The carwash will be at 10:30 a.m. on Saturday, June 30 (the anniversary of his capture), at 1023 E. Front St. in Port Angeles. The carwash is by donation, and we will also have baked goods for sell.

All proceeds will go to helping raise awareness for Sgt. Bergdahl (There’s a link on his page, where you can order brochures, bracelets, and print off fliers and posters).

The week surrounding his capture is a "Take Action Week."

If you have any questions, please feel free to contact me at 360-809-0518, or e-mail me at kristinm06@gmail.com.

Kristin Kartak

Port Angeles

Deregulation opens a Pandora’s Box

Don Brunell says "Federal government shouldn’t make things worse" (Sequim Gazette, June 20, page A-11).

Few would disagree.

He complains about "regulatory overload," but the savings and loan debacle of the 1980s wasn’t caused by "regulatory overload" — it was deregulation that allowed unscrupulous bankers to make risky loans which made them wealthy, but left us taxpayers and some depositors on the hook for billions.
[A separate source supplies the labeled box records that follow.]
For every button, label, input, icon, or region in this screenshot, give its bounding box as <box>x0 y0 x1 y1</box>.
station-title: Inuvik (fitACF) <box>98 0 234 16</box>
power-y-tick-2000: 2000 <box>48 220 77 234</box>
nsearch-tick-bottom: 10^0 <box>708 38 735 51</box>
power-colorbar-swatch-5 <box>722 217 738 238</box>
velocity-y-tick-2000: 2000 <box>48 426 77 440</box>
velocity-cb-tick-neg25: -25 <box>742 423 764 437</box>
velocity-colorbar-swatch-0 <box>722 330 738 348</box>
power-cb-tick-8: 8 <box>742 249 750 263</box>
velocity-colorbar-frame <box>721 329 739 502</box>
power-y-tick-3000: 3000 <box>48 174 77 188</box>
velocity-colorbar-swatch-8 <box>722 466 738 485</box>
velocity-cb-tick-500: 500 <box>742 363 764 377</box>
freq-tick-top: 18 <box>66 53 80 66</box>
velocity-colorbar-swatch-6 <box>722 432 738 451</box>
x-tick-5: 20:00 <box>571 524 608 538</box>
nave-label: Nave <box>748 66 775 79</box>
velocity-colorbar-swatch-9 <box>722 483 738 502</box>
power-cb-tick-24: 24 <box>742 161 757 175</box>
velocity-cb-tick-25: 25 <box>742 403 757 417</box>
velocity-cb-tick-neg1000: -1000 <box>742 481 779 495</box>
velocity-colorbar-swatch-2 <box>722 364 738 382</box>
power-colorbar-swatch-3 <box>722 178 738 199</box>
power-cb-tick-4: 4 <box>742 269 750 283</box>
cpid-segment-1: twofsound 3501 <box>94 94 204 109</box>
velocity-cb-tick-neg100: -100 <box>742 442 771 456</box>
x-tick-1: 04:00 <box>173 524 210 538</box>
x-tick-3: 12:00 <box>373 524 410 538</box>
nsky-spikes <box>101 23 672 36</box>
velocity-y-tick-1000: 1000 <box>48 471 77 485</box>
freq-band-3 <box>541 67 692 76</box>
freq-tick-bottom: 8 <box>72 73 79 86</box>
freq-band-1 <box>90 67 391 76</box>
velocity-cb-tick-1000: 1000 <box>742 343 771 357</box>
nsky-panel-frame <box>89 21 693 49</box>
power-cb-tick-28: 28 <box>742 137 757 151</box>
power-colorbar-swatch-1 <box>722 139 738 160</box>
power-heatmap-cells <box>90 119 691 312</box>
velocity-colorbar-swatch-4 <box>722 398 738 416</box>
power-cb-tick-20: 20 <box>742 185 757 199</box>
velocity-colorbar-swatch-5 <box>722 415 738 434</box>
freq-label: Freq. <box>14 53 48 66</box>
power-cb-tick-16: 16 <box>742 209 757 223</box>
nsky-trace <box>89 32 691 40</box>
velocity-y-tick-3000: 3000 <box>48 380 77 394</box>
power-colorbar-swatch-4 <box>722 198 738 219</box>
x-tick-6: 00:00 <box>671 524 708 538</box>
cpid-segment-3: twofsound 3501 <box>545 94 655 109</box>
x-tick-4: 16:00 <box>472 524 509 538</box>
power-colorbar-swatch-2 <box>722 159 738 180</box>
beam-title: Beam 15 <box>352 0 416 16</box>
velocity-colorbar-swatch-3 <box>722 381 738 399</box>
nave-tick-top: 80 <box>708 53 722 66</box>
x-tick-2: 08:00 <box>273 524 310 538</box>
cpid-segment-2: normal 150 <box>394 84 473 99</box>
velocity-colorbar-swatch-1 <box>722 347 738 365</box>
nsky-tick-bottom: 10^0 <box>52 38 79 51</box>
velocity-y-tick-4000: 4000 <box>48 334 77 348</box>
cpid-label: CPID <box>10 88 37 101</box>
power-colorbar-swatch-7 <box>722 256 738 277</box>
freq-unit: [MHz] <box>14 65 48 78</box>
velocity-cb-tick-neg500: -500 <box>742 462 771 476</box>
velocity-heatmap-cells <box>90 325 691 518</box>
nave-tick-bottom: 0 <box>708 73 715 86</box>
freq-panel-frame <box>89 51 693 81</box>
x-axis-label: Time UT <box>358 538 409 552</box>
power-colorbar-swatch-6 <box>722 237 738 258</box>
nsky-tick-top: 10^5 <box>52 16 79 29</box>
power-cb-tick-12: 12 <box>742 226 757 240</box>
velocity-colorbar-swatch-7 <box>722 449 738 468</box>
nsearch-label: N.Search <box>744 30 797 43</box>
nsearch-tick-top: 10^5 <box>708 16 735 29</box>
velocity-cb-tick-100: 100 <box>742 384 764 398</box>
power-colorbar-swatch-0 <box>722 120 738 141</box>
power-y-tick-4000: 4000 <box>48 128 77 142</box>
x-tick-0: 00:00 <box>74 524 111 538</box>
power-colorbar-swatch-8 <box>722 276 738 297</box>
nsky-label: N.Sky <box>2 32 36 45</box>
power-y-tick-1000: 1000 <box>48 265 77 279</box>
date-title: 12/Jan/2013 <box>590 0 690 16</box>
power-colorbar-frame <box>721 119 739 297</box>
The bankruptcies of Enron, WorldCom, Global Crossing, Lehman Brothers, etc., did not result from "regulatory overload," but from a lack of regulations to discourage excessive corporate debt and risky major investments that lost investors billions.

The housing crisis did not result from "regulatory overload," but from lack of regulations to prevent lenders from making imprudent loans that were risk-free for them, but disastrous for borrowers and taxpayers.

 

Bernie Madoff did not conduct his Ponzi scheme in a climate of "regulatory overload," but one where federal regulators ignored him for unknown reasons.

Medicare fraud does not take place in a climate of "regulatory overload," but in the absence of regulations to discourage unscrupulous health care providers from taking advantage of weaknesses in the system.

The common thread in all these debacles is unscrupulous business people enabled by lack of government regulation to profit at the expense of taxpayers and investors.

If every businessperson was as honest, ethical and pure as Mr. Brunell presents himself, regulations would be unnecessary. Until that day arrives, the public and investors need regulatory protection from predators like those in the five examples above.